In this paper, we present whole-organ histologic and genetic mapping studies using hypervariable DNA markers on chromosome 13 and then integrate the recombination- and single-nucleotide polymorphic sites (SNPs)-based deletion maps with the annotated genome sequence. Using bladders resected from patients with invasive urothelial carcinoma, we studied allelic patterns of 40 microsatellite markers mapping to all regions of chromosome 13 and 79 SNPs located within the 13q14 region containing the RB1 gene. A whole-organ histologic and genetic mapping strategy was used to identify the evolution of allelic losses on chromosome 13 during the progression of bladder neoplasia. Markers mapping to chromosomal regions involved in clonal expansion of preneoplastic intraurothelial lesions were subsequently tested in 25 tumors and 21 voided urine samples of patients with bladder cancer. Four clusters of allelic losses mapping to distinct regions of chromosome 13 were identified. Markers mapping to the 13q14 region that is flanked by D13S263 and D13S276, which contains the RB1 gene, showed allelic losses associated with early clonal expansion of intraurothelial neoplasia. Such losses could be identified in approximately 32% bladder tumor tissue samples and 38% of voided urines from patients with bladder cancer. The integration of distribution patterns of clonal allelic losses revealed by the microsatellite markers with those obtained by genotyping of SNPs disclosed that the loss within an approximately 4-Mb segment centered around RB1 may represent an incipient event in bladder neoplasia. However, the inactivation of RB1 occurred later and was associated with the onset of severe dysplasia/carcinoma in situ.

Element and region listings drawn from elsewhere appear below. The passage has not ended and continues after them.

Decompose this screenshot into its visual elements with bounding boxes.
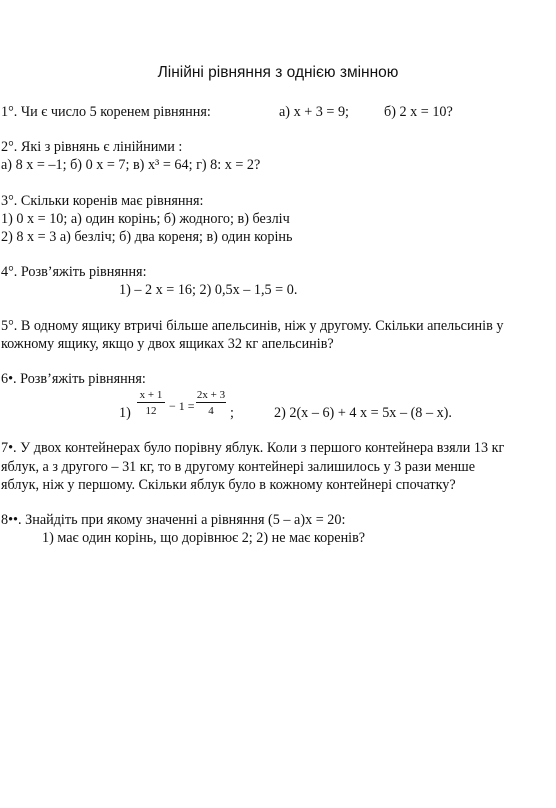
task1-option-a: а) x + 3 = 9; — [279, 104, 349, 120]
task6-eq2: 2) 2(x – 6) + 4 x = 5x – (8 – x). — [274, 405, 452, 421]
task6-eq1-label: 1) — [119, 405, 131, 421]
task6-question: 6•. Розв’яжіть рівняння: — [1, 371, 146, 387]
task7-line-2: яблук, а з другого – 31 кг, то в другому контейнері залишилось у 3 рази менше — [1, 459, 476, 475]
task8-question: 8••. Знайдіть при якому значенні а рівняння (5 – а)x = 20: — [1, 512, 346, 528]
task2-options: а) 8 x = –1; б) 0 x = 7; в) x³ = 64; г) 8: x = 2? — [1, 157, 261, 173]
task2-question: 2°. Які з рівнянь є лінійними : — [1, 139, 183, 155]
task4-equations: 1) – 2 x = 16; 2) 0,5x – 1,5 = 0. — [119, 282, 298, 298]
task6-minus-one: − 1 = — [169, 399, 195, 413]
task1-question: 1°. Чи є число 5 коренем рівняння: — [1, 104, 211, 120]
task3-question: 3°. Скільки коренів має рівняння: — [1, 193, 204, 209]
task6-semicolon: ; — [230, 405, 234, 421]
task6-frac1-bar — [137, 402, 165, 403]
task3-equation-2: 2) 8 x = 3 а) безліч; б) два кореня; в) один корінь — [1, 229, 293, 245]
task7-line-3: яблук, ніж у першому. Скільки яблук було в кожному контейнері спочатку? — [1, 477, 456, 493]
task6-frac2-numerator: 2x + 3 — [196, 389, 226, 401]
task5-line-2: кожному ящику, якщо у двох ящиках 32 кг апельсинів? — [1, 336, 334, 352]
task8-options: 1) має один корінь, що дорівнює 2; 2) не має коренів? — [42, 530, 366, 546]
task1-option-b: б) 2 x = 10? — [384, 104, 453, 120]
task6-frac2-bar — [196, 402, 226, 403]
task4-question: 4°. Розв’яжіть рівняння: — [1, 264, 147, 280]
task3-equation-1: 1) 0 x = 10; а) один корінь; б) жодного; в) безліч — [1, 211, 290, 227]
task5-line-1: 5°. В одному ящику втричі більше апельсинів, ніж у другому. Скільки апельсинів у — [1, 318, 504, 334]
task6-frac1-denominator: 12 — [145, 405, 157, 417]
task6-frac1-numerator: x + 1 — [139, 389, 163, 401]
page-title: Лінійні рівняння з однією змінною — [157, 64, 399, 81]
task7-line-1: 7•. У двох контейнерах було порівну яблук. Коли з першого контейнера взяли 13 кг — [1, 440, 505, 456]
task6-frac2-denominator: 4 — [208, 405, 214, 417]
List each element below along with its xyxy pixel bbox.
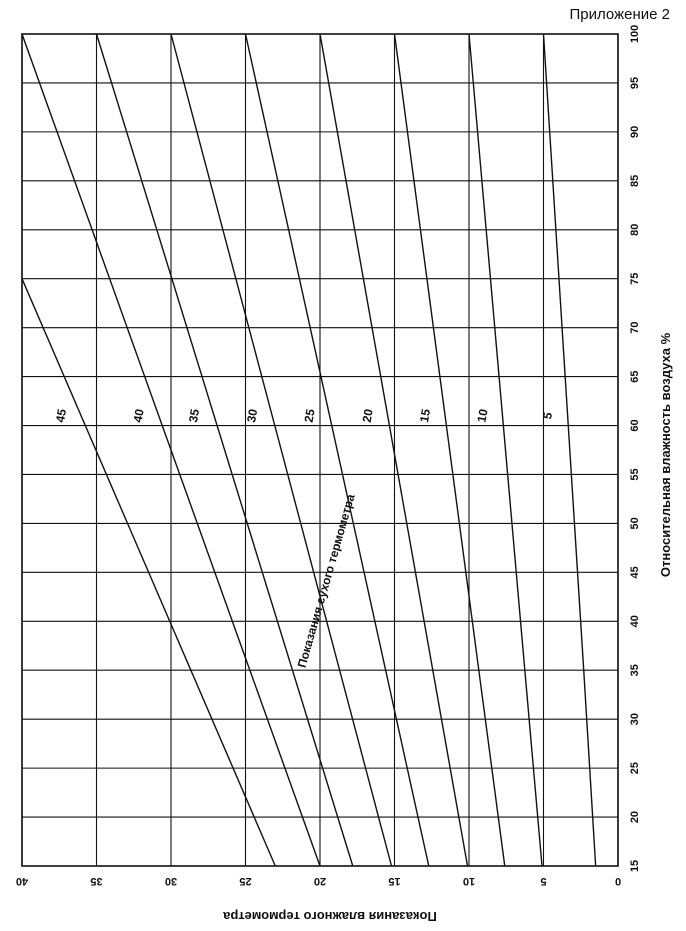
x-tick-label: 50 bbox=[629, 517, 641, 530]
series-label-15: 15 bbox=[417, 407, 434, 424]
x-tick-label: 85 bbox=[629, 174, 641, 187]
x-tick-label: 70 bbox=[629, 321, 641, 334]
x-tick-label: 25 bbox=[629, 761, 641, 775]
y-tick-label: 30 bbox=[164, 875, 178, 887]
x-tick-label: 65 bbox=[629, 370, 641, 383]
series-label-25: 25 bbox=[301, 407, 318, 424]
x-tick-label: 55 bbox=[629, 468, 641, 481]
x-tick-label: 40 bbox=[629, 615, 641, 628]
x-tick-label: 35 bbox=[629, 664, 641, 677]
x-tick-label: 95 bbox=[629, 76, 641, 90]
x-tick-label: 60 bbox=[629, 419, 641, 432]
x-tick-label: 75 bbox=[629, 272, 641, 285]
y-tick-label: 25 bbox=[239, 875, 252, 887]
y-tick-label: 5 bbox=[540, 875, 547, 887]
x-tick-label: 45 bbox=[629, 566, 641, 579]
series-label-35: 35 bbox=[186, 407, 203, 424]
series-label-40: 40 bbox=[130, 407, 147, 424]
x-tick-label: 20 bbox=[629, 810, 641, 824]
x-tick-label: 15 bbox=[629, 859, 641, 873]
series-label-5: 5 bbox=[540, 411, 556, 421]
series-label-30: 30 bbox=[244, 407, 261, 424]
series-label-10: 10 bbox=[474, 407, 491, 424]
curve-labels bbox=[53, 408, 555, 424]
appendix-label: Приложение 2 bbox=[569, 6, 670, 23]
y-tick-label: 20 bbox=[313, 875, 327, 887]
series-label-45: 45 bbox=[53, 407, 70, 424]
y-tick-label: 0 bbox=[614, 875, 622, 887]
series-lines bbox=[22, 34, 596, 866]
grid-lines bbox=[22, 34, 618, 866]
series-line-5 bbox=[544, 34, 596, 866]
series-line-10 bbox=[469, 34, 542, 866]
y-tick-label: 40 bbox=[15, 875, 29, 887]
x-tick-label: 30 bbox=[629, 713, 641, 726]
x-tick-label: 100 bbox=[629, 24, 641, 44]
tick-labels bbox=[16, 25, 641, 887]
x-tick-label: 90 bbox=[629, 125, 641, 139]
y-tick-label: 15 bbox=[388, 875, 401, 887]
series-line-20 bbox=[320, 34, 468, 866]
series-line-35 bbox=[97, 34, 353, 866]
x-axis-title: Относительная влажность воздуха % bbox=[658, 332, 673, 578]
x-tick-label: 80 bbox=[629, 223, 641, 236]
series-line-15 bbox=[395, 34, 505, 866]
series-label-20: 20 bbox=[359, 407, 376, 424]
y-tick-label: 10 bbox=[462, 875, 476, 887]
dry-thermometer-label: Показания сухого термометра bbox=[294, 492, 358, 670]
y-tick-label: 35 bbox=[90, 875, 103, 887]
y-axis-title: Показания влажного термометра bbox=[223, 909, 437, 924]
series-line-25 bbox=[246, 34, 429, 866]
series-line-30 bbox=[171, 34, 392, 866]
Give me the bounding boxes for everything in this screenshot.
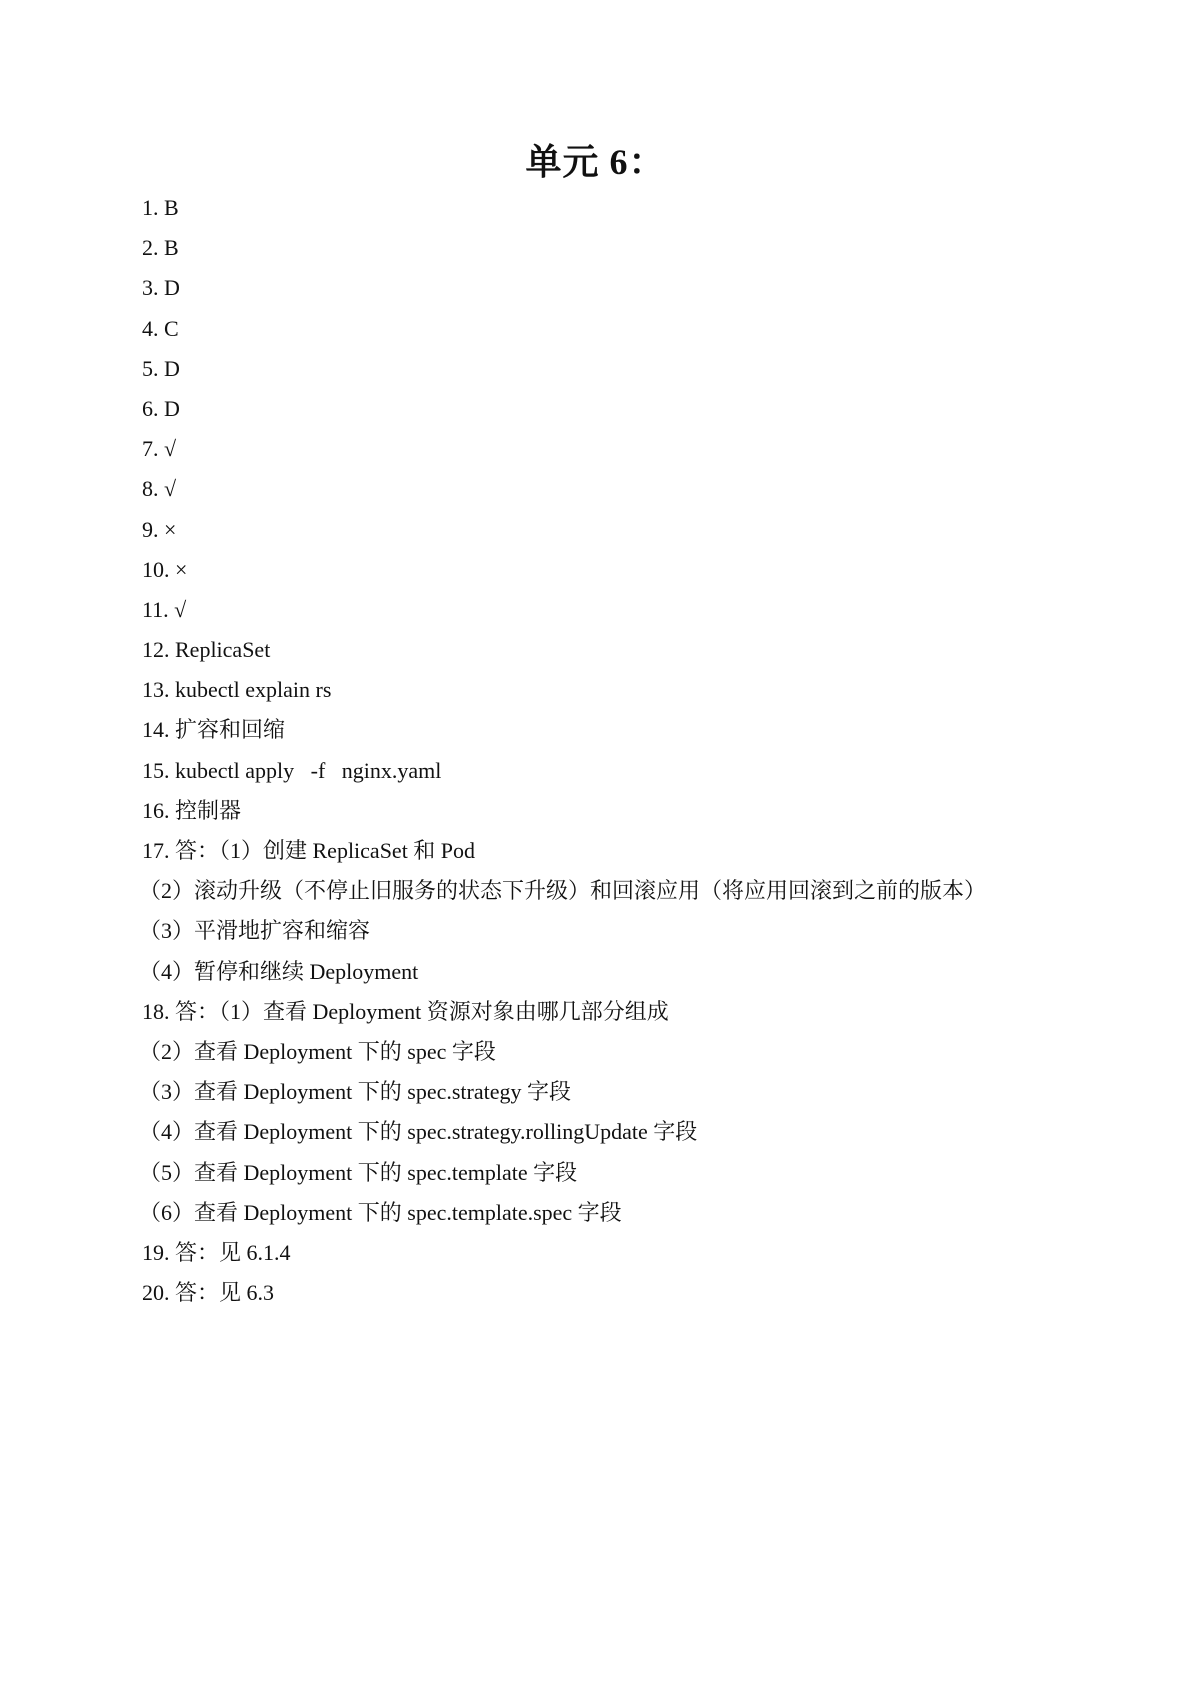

Our studies provide evidence for the presence of critical alternative candidate genes mapping to the 13q14 region that are involved in clonal expansion of neoplasia within the bladder antecedent to the inactivation of the RB1 gene.
在本文中,我们使用13号染色体上的高变DNA标记进行全器官组织学和基因图谱研究,然后将基于重组和单核苷酸多态性位点(SNP)的缺失图谱与注释的基因组序列整合。我们使用从浸润性尿路上皮癌患者切除的膀胱,研究了定位于13号染色体所有区域的40个微卫星标记和位于包含RB1基因的13q14区域内的79个SNP的等位基因模式。采用全器官组织学和基因图谱策略来确定膀胱肿瘤形成过程中13号染色体上等位基因缺失的演变。随后,在25例膀胱癌患者的肿瘤和21份排尿样本中检测了定位于与肿瘤前尿路上皮病变克隆扩增相关的染色体区域的标记。确定了定位于13号染色体不同区域的四组等位基因缺失。定位于13q14区域(该区域位于包含RB1基因的D13S263和D13S276两侧)的标记显示,等位基因缺失与尿路上皮肿瘤的早期克隆扩增相关。这种缺失在约32%的膀胱肿瘤组织样本和38%的膀胱癌患者排尿样本中可以检测到。微卫星标记揭示的克隆等位基因缺失分布模式与SNP基因分型获得的分布模式整合显示,以RB1为中心的约4 Mb片段内的缺失可能代表膀胱肿瘤形成的起始事件。然而,RB1的失活发生在后期,并且与重度发育异常/原位癌的发生相关。我们的研究为存在定位于13q14区域的关键替代候选基因提供了证据,这些基因在RB1基因失活之前参与膀胱内肿瘤的克隆扩增。